WALDOBORO, Maine (WABI) – Two football teams came together with an act of kindness during a regular season football game.
One Medomak Valley family says they will never forget the impact the Hermon Hawks football team made on their son Landon.
“I saw a kid there, and I was fist pumping people. So, I decided to go over to him,” said Bruce Coulter, Hermon sophomore
What started out as a small gesture at a Friday night football game helped unify the bond between Hermon and Medomak Valley High Schools.
That fist bump created a chain reaction from the Hermon Hawks football team that made it extra special for one Medomak Valley family.
During the game, Defensive Coordinator Jason Stewart’s wife witnessed multiple Hermon football players fist bump their son, Landon, while he was on the bench.

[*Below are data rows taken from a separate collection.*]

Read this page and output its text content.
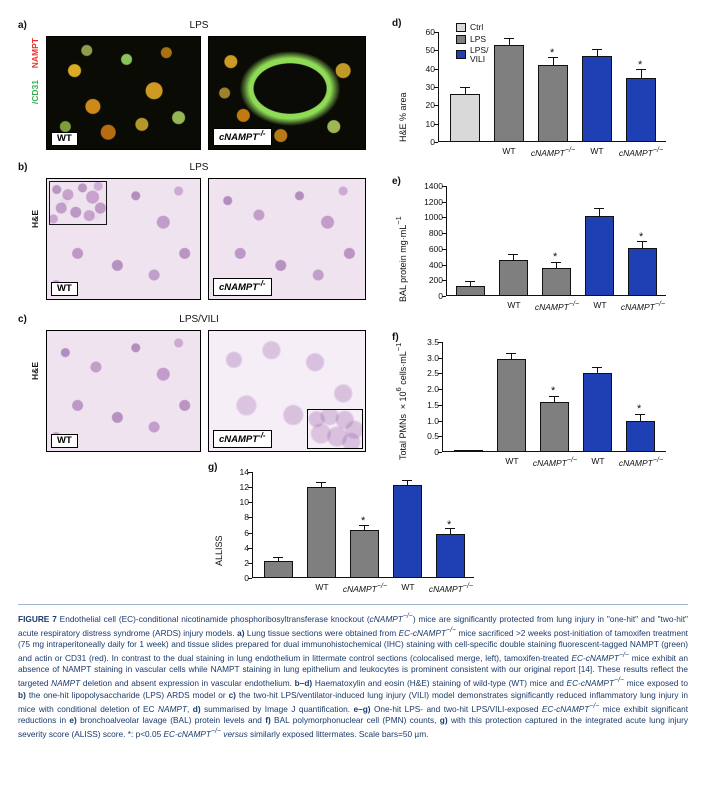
a)	LPS
NAMPT
/CD31
WT	cNAMPT-/-
b)	LPS
H&E
WT	cNAMPT-/-
c)	LPS/VILI
H&E
WT	cNAMPT-/-
d)
H&E % area
Ctrl
LPS
LPS/
VILI
0
10
20
30
40
50
60
*
*
WT	cNAMPT−/−	WT	cNAMPT−/−
e)
BAL protein $mg\cdot mL^{-1}$
0
200
400
600
800
1000
1200
1400
*
*
WT	cNAMPT−/−	WT	cNAMPT−/−
f)
Total PMNs $\times 10^6$ $cells\cdot mL^{-1}$
0
0.5
1.0
1.5
2.0
2.5
3.0
3.5
*
*
WT	cNAMPT−/−	WT	cNAMPT−/−
g)
ALLISS
0
2
4
6
8
10
12
14
*	*
WT	cNAMPT−/−	WT	cNAMPT−/−
FIGURE 7 Endothelial cell (EC)-conditional nicotinamide phosphoribosyltransferase knockout (cNAMPT−/−) mice are significantly protected from lung injury in "one-hit" and "two-hit" acute respiratory distress syndrome (ARDS) injury models. a) Lung tissue sections were obtained from EC-cNAMPT−/− mice sacrificed >2 weeks post-initiation of tamoxifen treatment (75 mg intraperitoneally daily for 1 week) and tissue slides prepared for dual immunohistochemical (IHC) staining with cell-specific double staining fluorescent-tagged NAMPT (green) and actin or CD31 (red). In contrast to the dual staining in lung endothelium in littermate control sections (colocalised merge, left), tamoxifen-treated EC-cNAMPT−/− mice exhibit an absence of NAMPT staining in vascular cells while NAMPT staining in lung epithelium and leukocytes is prominent consistent with our original report [14]. These results reflect the targeted NAMPT deletion and absent expression in vascular endothelium. b–d) Haematoxylin and eosin (H&E) staining of wild-type (WT) mice and EC-cNAMPT−/− mice exposed to b) the one-hit lipopolysaccharide (LPS) ARDS model or c) the two-hit LPS/ventilator-induced lung injury (VILI) model demonstrates significantly reduced inflammatory lung injury in mice with conditional deletion of EC NAMPT, d) summarised by Image J quantification. e–g) One-hit LPS- and two-hit LPS/VILI-exposed EC-cNAMPT−/− mice exhibit significant reductions in e) bronchoalveolar lavage (BAL) protein levels and f) BAL polymorphonuclear cell (PMN) counts, g) with this protection captured in the integrated acute lung injury severity score (ALISS) score. *: p<0.05 EC-cNAMPT−/− versus similarly exposed littermates. Scale bars=50 µm.
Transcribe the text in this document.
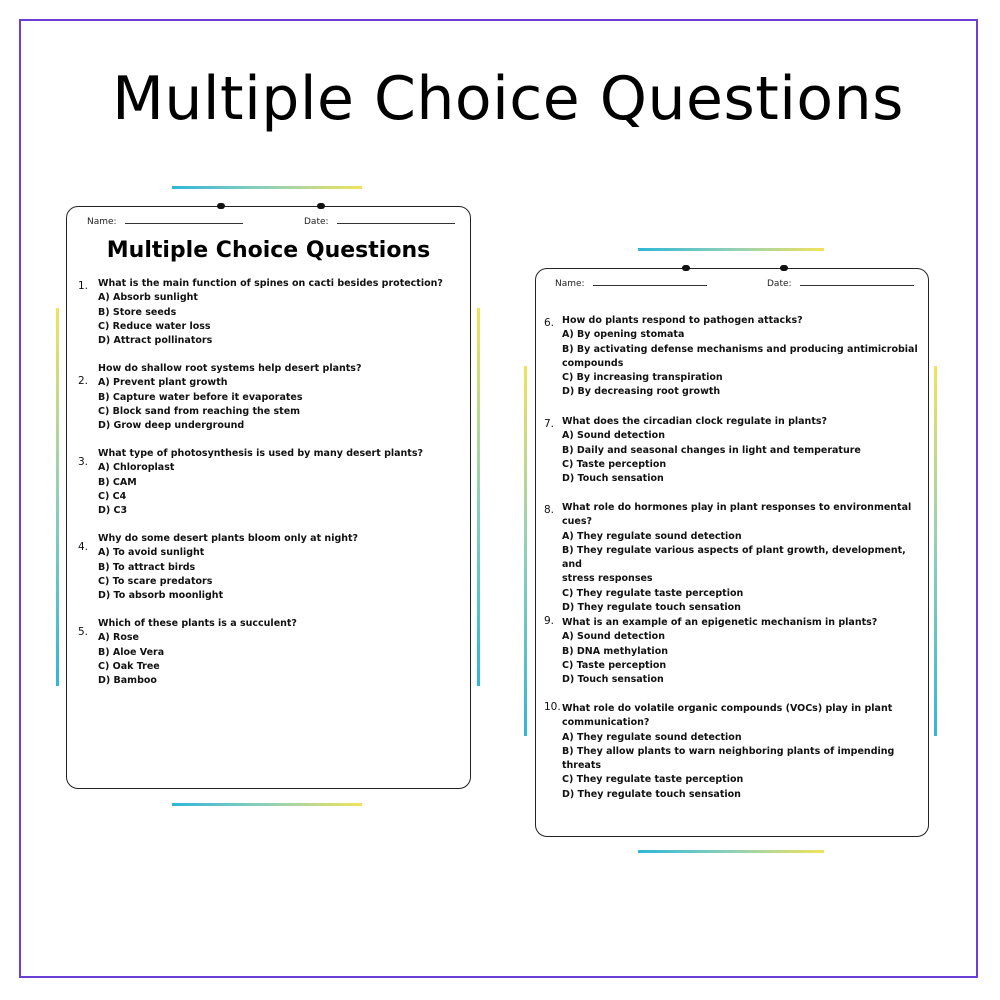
Multiple Choice Questions
Name:	Date:
Multiple Choice Questions
1. What is the main function of spines on cacti besides protection?
A) Absorb sunlight
B) Store seeds
C) Reduce water loss
D) Attract pollinators
2.
How do shallow root systems help desert plants?
A) Prevent plant growth
B) Capture water before it evaporates
C) Block sand from reaching the stem
D) Grow deep underground
3.
What type of photosynthesis is used by many desert plants?
A) Chloroplast
B) CAM
C) C4
D) C3
4.
Why do some desert plants bloom only at night?
A) To avoid sunlight
B) To attract birds
C) To scare predators
D) To absorb moonlight
5.
Which of these plants is a succulent?
A) Rose
B) Aloe Vera
C) Oak Tree
D) Bamboo
Name:	Date:
6. How do plants respond to pathogen attacks?
A) By opening stomata
B) By activating defense mechanisms and producing antimicrobial
compounds
C) By increasing transpiration
D) By decreasing root growth
7. What does the circadian clock regulate in plants?
A) Sound detection
B) Daily and seasonal changes in light and temperature
C) Taste perception
D) Touch sensation
8. What role do hormones play in plant responses to environmental
cues?
A) They regulate sound detection
B) They regulate various aspects of plant growth, development, and
stress responses
C) They regulate taste perception
D) They regulate touch sensation
9. What is an example of an epigenetic mechanism in plants?
A) Sound detection
B) DNA methylation
C) Taste perception
D) Touch sensation
10. What role do volatile organic compounds (VOCs) play in plant
communication?
A) They regulate sound detection
B) They allow plants to warn neighboring plants of impending threats
C) They regulate taste perception
D) They regulate touch sensation
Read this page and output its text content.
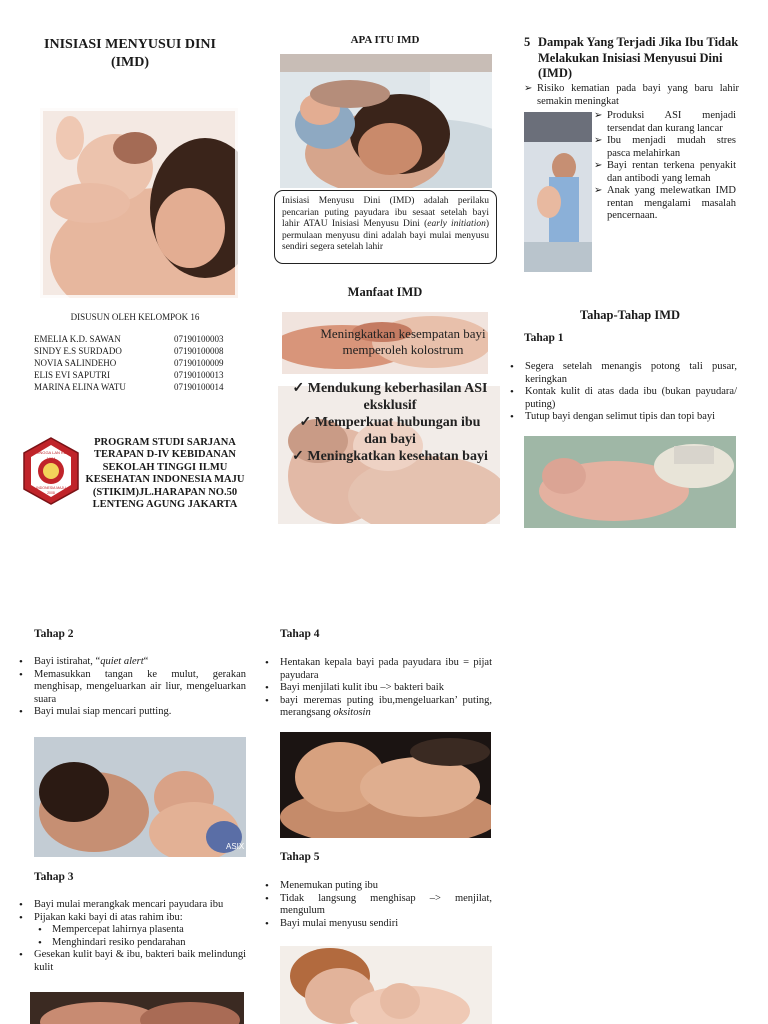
INISIASI MENYUSUI DINI
(IMD)
DISUSUN OLEH KELOMPOK 16
EMELIA K.D. SAWAN	07190100003
SINDY E.S SURDADO	07190100008
NOVIA SALINDEHO	07190100009
ELIS EVI SAPUTRI	07190100013
MARINA ELINA WATU	07190100014
HINGGA LAN KU
1984
INDONESIA MAJU
2008
PROGRAM STUDI SARJANA
TERAPAN D-IV KEBIDANAN
SEKOLAH TINGGI ILMU
KESEHATAN INDONESIA MAJU
(STIKIM)JL.HARAPAN NO.50
LENTENG AGUNG JAKARTA
APA ITU IMD
Inisiasi Menyusu Dini (IMD) adalah perilaku pencarian puting payudara ibu sesaat setelah bayi lahir ATAU Inisiasi Menyusu Dini (early initiation) permulaan menyusu dini adalah bayi mulai menyusu sendiri segera setelah lahir
Manfaat IMD
Meningkatkan kesempatan bayi memperoleh kolostrum
✓ Mendukung keberhasilan ASI eksklusif
✓ Memperkuat hubungan ibu dan bayi
✓ Meningkatkan kesehatan bayi
5 Dampak Yang Terjadi Jika Ibu Tidak Melakukan Inisiasi Menyusui Dini (IMD)
➢ Risiko kematian pada bayi yang baru lahir semakin meningkat
➢ Produksi ASI menjadi tersendat dan kurang lancar
➢ Ibu menjadi mudah stres pasca melahirkan
➢ Bayi rentan terkena penyakit dan antibodi yang lemah
➢ Anak yang melewatkan IMD rentan mengalami masalah pencernaan.
Tahap-Tahap IMD
Tahap 1
• Segera setelah menangis potong tali pusar, keringkan
• Kontak kulit di atas dada ibu (bukan payudara/ puting)
• Tutup bayi dengan selimut tipis dan topi bayi
Tahap 2
• Bayi istirahat, “quiet alert“
• Memasukkan tangan ke mulut, gerakan menghisap, mengeluarkan air liur, mengeluarkan suara
• Bayi mulai siap mencari putting.
ASIX
Tahap 3
• Bayi mulai merangkak mencari payudara ibu
• Pijakan kaki bayi di atas rahim ibu:
• Mempercepat lahirnya plasenta
• Menghindari resiko pendarahan
• Gesekan kulit bayi & ibu, bakteri baik melindungi kulit
Tahap 4
• Hentakan kepala bayi pada payudara ibu = pijat payudara
• Bayi menjilati kulit ibu –> bakteri baik
• bayi meremas puting ibu,mengeluarkan’ puting, merangsang oksitosin
Tahap 5
• Menemukan puting ibu
• Tidak langsung menghisap –> menjilat, mengulum
• Bayi mulai menyusu sendiri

“Kids today don’t usually do that, and it meant a lot to us because, I mean, our kids that are around him, and they learned so much from Landon, and they just accept him, and they take him in as part of the team. And they’re just, I mean, they’re obviously better kids for being around him, you know, and to see another program do the same thing was was pretty special to me and my wife,” said Stewart.
“He was surprised a little bit because I heard that he usually like runs away, but he actually gave everyone fist bumps, even gave my friend Calvin a hug,” said Coulter.
Landon is the team manager for Medomak Valley. He is also nonverbal and tends to get nervous when people come up to him. But this time, to his parents surprise, Landon also interacted with the team.
“To be able to actually fist bump kids that he doesn’t know is a big deal, so that was, you know, like I told Kyle, so that’s obviously much bigger than the game,” said Stewart.
“It’s beyond hitting, its beyond winning, it’s beyond all those things, and I think it’s just a bond of two programs that get it,” said Hermon Head Coach Kyle Gallant.
Gallant wants his team to be leaders on and off the field. He hopes the bond between these two teams inspires other football programs and athletes to embrace the lessons that go beyond the field.
“We’re using an avenue in the game of football to teach young men and women how to be productive adults. People are never going to remember a 32 to 30 loss 10 years before, but they’ll remember your character,” said Gallant.